Why aren’t most clubs member-owned non-profit organizations again? This structure was prevalent in Spain so many years ago, up till 1992. In fact two of the most successful and biggest clubs in the world- Real Madrid and Barcelona still operate with this structure. Madrid for instance has 91,000 members, paying an average of €123 per year for member privileges. 50 years and above members are exempted from paying membership fees. These are the people who vote in the board and presidents, and yes accountability is sacrosanct.

In Germany, legislation mandated that at least 51% of all clubs are owned by the fans. Little wonder Bayern Munich and afore mentioned clubs are well ran, successful in trophy count and financial stability. The just concluded AGM of Arsenal couldn’t have highlighted the argument more. It was attended by around 200 shareholders, the majority of whom voted unsuccessfully against re-electing chairman, Sir Chips Keswick or director Josh Kroenke, in a rare move to show their unhappiness with the club and their recent on-field achievements. Not only were Chips & Josh re-elected, they also claimed the team is doing very well on the pitch. What do I know, 3 FA cups in over 10 years is now bae for Arsenal’s status; pathetic!

Have you ever asked yourself why football is so profitable? Simple, the supporters! It’s allure and how it captivates the audience are some of what makes it so special- the game that make grown men cry! Without it, there would be no money to be made. You can’t just change the team you support for subjective reason, and it’s this that has left the football clubs in a prime position to shake and squeeze the very last penny out of our pockets in their greed. Their SWOT analysis is spot on. These subjective reasons can work to the advantage of the clubs when properly utilized.

Sponsorship will probably continue to grow, more clubs will be formed or some will stop to exist sooner rather than later, but as with any market driven by money the walls may soon come crashing down- inescapable? The ideology of more money, more happiness is only a farce.

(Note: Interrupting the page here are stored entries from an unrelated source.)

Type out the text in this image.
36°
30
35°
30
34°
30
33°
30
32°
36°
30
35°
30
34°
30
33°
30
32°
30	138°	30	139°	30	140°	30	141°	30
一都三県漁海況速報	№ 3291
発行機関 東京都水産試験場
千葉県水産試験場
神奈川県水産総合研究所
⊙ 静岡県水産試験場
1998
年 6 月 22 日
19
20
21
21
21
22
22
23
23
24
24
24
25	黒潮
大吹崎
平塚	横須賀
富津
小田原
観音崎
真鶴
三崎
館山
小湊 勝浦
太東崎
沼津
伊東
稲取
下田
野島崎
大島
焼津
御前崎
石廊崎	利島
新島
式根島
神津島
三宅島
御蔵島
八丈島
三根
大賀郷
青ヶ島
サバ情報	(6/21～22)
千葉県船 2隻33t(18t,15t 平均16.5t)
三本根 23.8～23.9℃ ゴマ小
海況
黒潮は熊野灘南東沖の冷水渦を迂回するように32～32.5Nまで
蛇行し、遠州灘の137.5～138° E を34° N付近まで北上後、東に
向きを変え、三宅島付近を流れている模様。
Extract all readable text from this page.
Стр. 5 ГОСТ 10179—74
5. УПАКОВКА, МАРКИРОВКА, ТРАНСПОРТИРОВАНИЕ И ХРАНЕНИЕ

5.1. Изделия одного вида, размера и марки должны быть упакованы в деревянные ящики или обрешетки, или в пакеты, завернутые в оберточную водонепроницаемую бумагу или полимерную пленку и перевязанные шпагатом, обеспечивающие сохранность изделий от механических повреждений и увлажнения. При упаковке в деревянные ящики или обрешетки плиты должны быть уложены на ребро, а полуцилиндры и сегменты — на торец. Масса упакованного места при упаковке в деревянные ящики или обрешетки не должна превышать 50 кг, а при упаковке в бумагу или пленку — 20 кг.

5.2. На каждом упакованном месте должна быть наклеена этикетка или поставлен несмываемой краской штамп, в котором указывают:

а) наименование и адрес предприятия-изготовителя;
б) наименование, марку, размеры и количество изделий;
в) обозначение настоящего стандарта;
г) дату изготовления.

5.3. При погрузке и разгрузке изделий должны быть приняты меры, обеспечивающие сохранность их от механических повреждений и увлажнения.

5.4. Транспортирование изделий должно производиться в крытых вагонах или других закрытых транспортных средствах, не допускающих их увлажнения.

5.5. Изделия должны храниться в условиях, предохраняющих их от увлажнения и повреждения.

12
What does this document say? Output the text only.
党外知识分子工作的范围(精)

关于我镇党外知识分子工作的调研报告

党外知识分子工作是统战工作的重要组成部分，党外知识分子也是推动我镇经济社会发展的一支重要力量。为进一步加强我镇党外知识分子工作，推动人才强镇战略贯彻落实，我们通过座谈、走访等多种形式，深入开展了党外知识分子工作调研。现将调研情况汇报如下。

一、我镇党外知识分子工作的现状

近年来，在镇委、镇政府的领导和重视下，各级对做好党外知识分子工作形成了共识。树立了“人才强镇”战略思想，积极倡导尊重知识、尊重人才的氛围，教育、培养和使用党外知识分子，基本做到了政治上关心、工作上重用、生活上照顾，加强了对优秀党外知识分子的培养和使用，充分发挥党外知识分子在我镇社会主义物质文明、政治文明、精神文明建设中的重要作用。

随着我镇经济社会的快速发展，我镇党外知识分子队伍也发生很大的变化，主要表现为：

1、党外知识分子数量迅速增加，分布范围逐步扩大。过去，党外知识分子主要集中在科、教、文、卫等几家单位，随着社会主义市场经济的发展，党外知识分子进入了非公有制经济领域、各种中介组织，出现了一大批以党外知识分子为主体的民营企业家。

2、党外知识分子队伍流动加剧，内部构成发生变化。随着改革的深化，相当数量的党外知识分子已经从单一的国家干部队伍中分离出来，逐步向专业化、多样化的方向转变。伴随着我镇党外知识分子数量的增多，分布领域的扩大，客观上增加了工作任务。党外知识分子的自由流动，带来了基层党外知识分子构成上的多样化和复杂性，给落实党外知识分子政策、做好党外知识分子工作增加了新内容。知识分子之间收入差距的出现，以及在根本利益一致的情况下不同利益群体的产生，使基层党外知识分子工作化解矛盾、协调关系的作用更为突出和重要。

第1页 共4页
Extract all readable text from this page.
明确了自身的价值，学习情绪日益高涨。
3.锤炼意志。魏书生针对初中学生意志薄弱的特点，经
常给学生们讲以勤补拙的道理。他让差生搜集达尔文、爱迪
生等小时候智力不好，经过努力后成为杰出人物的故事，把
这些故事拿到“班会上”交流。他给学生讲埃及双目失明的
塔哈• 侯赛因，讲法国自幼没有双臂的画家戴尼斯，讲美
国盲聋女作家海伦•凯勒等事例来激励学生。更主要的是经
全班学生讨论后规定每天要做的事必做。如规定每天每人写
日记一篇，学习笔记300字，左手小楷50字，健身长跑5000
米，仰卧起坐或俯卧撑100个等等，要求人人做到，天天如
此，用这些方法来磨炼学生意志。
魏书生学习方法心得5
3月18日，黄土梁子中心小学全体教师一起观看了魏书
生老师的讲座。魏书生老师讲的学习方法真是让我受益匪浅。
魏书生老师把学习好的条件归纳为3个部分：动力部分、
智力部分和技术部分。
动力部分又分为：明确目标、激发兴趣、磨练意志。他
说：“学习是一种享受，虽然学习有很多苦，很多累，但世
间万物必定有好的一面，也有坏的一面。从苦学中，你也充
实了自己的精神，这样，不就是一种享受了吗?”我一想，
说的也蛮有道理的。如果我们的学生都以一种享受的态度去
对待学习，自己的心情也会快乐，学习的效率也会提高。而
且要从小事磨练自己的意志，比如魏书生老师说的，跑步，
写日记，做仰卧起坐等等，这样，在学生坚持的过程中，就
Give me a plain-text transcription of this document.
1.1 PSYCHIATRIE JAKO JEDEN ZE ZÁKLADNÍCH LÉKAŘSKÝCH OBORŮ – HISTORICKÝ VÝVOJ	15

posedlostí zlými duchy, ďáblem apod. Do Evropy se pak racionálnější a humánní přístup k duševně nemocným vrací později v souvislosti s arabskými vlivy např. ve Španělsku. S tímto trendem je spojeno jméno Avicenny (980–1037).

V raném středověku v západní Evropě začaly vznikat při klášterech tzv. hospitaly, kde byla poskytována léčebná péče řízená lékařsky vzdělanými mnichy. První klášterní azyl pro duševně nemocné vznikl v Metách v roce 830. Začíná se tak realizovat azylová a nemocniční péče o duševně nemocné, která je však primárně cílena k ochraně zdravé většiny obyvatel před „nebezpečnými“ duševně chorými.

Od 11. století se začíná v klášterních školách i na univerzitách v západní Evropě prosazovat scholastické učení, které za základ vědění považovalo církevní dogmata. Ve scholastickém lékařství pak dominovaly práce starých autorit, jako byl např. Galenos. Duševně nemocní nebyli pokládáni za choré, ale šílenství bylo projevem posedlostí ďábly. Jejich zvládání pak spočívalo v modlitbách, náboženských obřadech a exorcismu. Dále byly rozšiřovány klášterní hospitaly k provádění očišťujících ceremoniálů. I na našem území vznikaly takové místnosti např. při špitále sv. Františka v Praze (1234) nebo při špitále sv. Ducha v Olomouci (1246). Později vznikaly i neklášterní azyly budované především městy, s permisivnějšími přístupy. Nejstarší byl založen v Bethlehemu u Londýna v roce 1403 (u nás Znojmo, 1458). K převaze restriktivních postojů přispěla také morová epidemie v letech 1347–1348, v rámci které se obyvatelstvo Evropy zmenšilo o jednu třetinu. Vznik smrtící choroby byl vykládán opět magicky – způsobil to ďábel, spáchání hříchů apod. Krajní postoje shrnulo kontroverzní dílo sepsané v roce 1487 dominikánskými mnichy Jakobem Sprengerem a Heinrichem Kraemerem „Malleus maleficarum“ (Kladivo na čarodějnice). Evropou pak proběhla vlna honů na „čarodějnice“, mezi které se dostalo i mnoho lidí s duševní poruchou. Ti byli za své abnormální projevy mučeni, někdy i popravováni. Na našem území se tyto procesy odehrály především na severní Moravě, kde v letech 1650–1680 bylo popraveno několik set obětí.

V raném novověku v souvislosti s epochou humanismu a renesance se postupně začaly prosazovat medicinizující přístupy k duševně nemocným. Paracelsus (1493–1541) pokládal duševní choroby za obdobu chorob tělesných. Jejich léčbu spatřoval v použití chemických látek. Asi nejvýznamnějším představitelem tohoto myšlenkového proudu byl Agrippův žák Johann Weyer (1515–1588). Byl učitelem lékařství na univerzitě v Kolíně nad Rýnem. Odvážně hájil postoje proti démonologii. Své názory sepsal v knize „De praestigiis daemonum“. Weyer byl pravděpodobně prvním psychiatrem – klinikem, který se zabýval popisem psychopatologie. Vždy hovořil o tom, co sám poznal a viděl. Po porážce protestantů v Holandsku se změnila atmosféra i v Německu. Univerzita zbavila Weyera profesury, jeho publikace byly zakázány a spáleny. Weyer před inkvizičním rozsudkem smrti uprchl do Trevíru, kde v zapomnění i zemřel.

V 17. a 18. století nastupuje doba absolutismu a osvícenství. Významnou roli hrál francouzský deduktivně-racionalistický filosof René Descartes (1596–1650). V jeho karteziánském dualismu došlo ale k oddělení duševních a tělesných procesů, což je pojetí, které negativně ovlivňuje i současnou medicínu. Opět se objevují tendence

Has football become a victim of its own success and popularity?

– The love of ‘money’ which is known as the root of all evil is dreadful, as the good book tells us. It’s fair to say that in the 80s football was a sport, now it’s just a massive hydra–headed monster, like that of the popular Greek myth of Medusa & Perseus; it needs to be cut to size.

Another day, yet another take over as modern era football continues to suck up those things that made the game so great in the years gone by. It’s just about here and now, but where do we go from there? We really don’t know. Maybe it’s good; maybe bad – truth is nobody seems to care at the moment either.